Traveling With Your Chihuahua
It is important to plan in advance if you are traveling with your Chihuahua by car or by airplane. All vaccinations should be current and it is wise to have a veterinarian physically examine your dog before a trip. Many states and airlines require proof of vaccinations particularly rabies. So it is wise to carry this information with you as well as your own vet’s phone number. Some dogs are on medications or may have existing conditions wherein one may need to contact their dog’s vet. Familiarize yourself with travel requirements and hotel/motel policies in advance. Prior dog reservations are usually required. Some hotel s do not allow animals. Travel can be stressful to your Chihuahua as well as to you. Travel By Vehicle For safety reasons confine your Chihuahua to a crate, which can securely be seat, belted into your vehicle. Be aware of the weather conditions for proper temperature and ventilation. In extreme heat or cold the dog must be properly monitored to avoid heat stroke, hypothermia, or dehydration. It is beneficial to carry regular water for your dog as different water may affect the dog’s stomach. Accustom your dog to traveling by taking the Chihuahua on short trips confined to the pet carrier that you will use. Take along a leash or harness but never leave your dog leashed within a carrier nor unconfined in the car. It is wise to take along an exercise pen.

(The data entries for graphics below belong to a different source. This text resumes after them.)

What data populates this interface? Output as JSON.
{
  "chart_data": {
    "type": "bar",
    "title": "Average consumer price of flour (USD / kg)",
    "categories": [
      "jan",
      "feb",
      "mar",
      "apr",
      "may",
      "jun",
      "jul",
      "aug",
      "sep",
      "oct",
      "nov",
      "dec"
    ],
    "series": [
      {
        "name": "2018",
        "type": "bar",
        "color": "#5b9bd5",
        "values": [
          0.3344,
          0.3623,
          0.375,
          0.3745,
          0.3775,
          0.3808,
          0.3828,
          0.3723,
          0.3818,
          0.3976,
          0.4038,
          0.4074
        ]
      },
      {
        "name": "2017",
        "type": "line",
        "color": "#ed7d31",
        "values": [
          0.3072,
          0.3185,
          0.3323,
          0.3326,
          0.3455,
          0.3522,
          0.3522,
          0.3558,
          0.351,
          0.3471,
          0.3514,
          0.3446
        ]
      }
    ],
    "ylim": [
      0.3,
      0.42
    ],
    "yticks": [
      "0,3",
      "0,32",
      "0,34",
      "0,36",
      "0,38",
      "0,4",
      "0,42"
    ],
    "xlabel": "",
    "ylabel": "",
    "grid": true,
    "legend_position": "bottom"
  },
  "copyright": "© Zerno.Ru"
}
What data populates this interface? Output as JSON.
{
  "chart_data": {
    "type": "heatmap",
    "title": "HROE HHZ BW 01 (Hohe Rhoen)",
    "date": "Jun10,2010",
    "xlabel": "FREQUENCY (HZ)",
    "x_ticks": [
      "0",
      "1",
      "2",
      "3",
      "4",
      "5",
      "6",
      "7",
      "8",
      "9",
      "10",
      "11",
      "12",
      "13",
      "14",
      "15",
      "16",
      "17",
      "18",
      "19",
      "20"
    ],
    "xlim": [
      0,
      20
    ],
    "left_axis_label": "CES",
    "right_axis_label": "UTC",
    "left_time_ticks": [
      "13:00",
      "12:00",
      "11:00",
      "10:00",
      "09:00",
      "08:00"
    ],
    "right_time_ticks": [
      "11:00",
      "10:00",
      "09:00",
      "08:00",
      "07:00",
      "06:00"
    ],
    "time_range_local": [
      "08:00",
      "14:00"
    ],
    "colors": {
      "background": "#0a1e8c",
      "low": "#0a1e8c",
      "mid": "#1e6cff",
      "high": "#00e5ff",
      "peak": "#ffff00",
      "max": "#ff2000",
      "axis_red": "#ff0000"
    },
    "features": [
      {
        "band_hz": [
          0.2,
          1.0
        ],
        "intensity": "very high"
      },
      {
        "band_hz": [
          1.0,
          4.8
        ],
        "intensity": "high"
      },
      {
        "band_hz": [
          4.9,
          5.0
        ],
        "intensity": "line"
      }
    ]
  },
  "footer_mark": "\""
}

- If traveling on a lengthy trip, allow your dog to exercise and relieve itself at 4-5 hour intervals. Attach the leash it your dog before vehicle doors are opened. Dogs may become nervous in strange surroundings or startled by unfamiliar sounds. Some people use a seatbelt harness.
- Do not allow your Chihuahua to be loose in a vehicle with open windows. Each dog should have its own carrier.
- Dogs traveling in larger vehicles (suv’s or campers) still need to be confined in a crate with the crate securely fastened within the vehicle using seatbelts or bungee cords, etc.
- Some Chihuahuas become carsick if they are unaccustomed to traveling. Be prepared with paper towels, disposable plastic bags, extra newspapers and bedding.
- It is best not to allow strangers to pet or handle your dog.
- In packing for your dog, be certain to include your pet’s usual food, water, a carrier and x-pen, bedding, favorite toys, disinfectant, a dog first aid kit (the American Red Cross recommends specifications), cleaning supplies, medications if needed, copies of vaccinations and a current photo of your dog. It is pertinent to have your dog micro-chipped (know the number) and provide the dog a collar with id tags attached.
- Respect the rules of your hotel or lodging as some charge pet fees. Pets should be leashed at all times. The management should be aware that there is a dog in your room. Do not allow your Chihuahua to bark incessantly.
- Allow your Chihuahua to eliminate in the outdoor designated area and clean up after the dog.
- Never use hotel towels or bedding for your dog. Provide your own.
- The television or radio left on often helps your pet relax when you are out of the room. Some hotels have “pet sitters”. Do not allow your dog free access in the room. The Chihuahua should be confined to its crate. Utilize the “do not disturb” sign when you leave the room.
- Volunteer to pay for any damage your Chihuahua may cause, if necessary.
- Fees are contingent on the weight of the carrier and dog. It is possible to carry on your dog in an approved pet carrier, which can be placed under the seat. Let the flight attendant know that you have a dog with you.
- The dog must be taken out of the carrier when passing through the radar check. Be careful it doesn’t escape.
- Another option is to transport the dog in the cargo area, which places the cage in the hold of the airplane.